Waarschijnlijk hebben er al veel meer mensen gereageerd op de kabinetsplannen dan die 450, want je kunt ook aangeven dat je je reactie wilt afschermen. Bovendien zijn er signalen dat niet alle inzenders de mail hebben ontvangen waarmee je je reactie moet bevestigen voordat die meetelt. Zelf had ik daar in eerste instantie ook mee te maken. Pas een tweede poging slaagde.
Kamerleden Steven van Weyenberg van D66 en Hilde Palland-Mulder van het CDA hebben over deze moeizame gang van zaken aan de bel getrokken bij het Ministerie van Sociale Zaken en Werkgelegenheid, dat verantwoordelijk is voor de consultatie.
Inhoudelijk is mijn reactie een persoonlijke variatie op het eerste commentaar van ZZP Nederland. Daar kon ik het voor een groot deel mee eens zijn, behalve dan dat ik me stoorde aan de manier waar de stichting zich afzet tegen anderen dan de eigen doelgroep. Dat vond ik niet sjiek.
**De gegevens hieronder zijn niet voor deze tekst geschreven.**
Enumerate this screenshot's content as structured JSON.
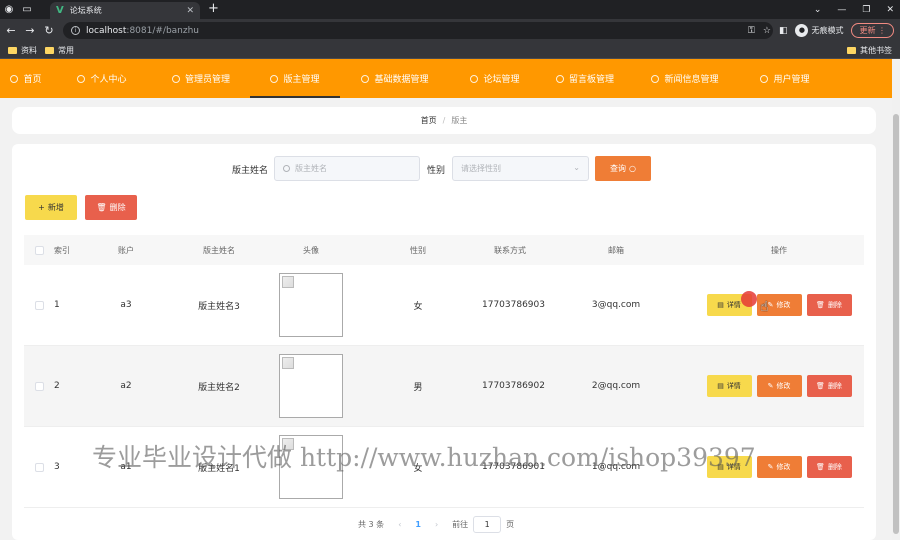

Uiteindelijk werd het wat hieronder staat.
Over de Wet minimumbeloning zelfstandigen
- Wat ook zij van de beleidsdoelstellingen, het valt niet in te zien hoe deze wet die dichterbij brengt. Een ondergrens van 16 euro per uur maakt geen einde aan schijnconstructies, maakt geen einde aan meeliften van opdrachtgevers op fiscale ondernemersvoorzieningen, en zal armoede niet opheffen of verminderen. De wet is in geen enkel opzicht doelmatig te noemen.
- De wet behelst een complexe veelheid van administratieve verplichtingen, die gepaard gaan met extra (niet declarabele) kosten (tijd/productieverlies, kosten, boetekans) voor alle zelfstandigen en hun opdrachtgevers (ook particuliere klanten), enkel om te kunnen vaststellen dat er minimaal een uurtarief van 16 euro wordt betaald aan een beperkte groep met een laag verdienvermogen. Er is sprake van verregaande disproportionaliteit: het middel is erger dan de kwaal.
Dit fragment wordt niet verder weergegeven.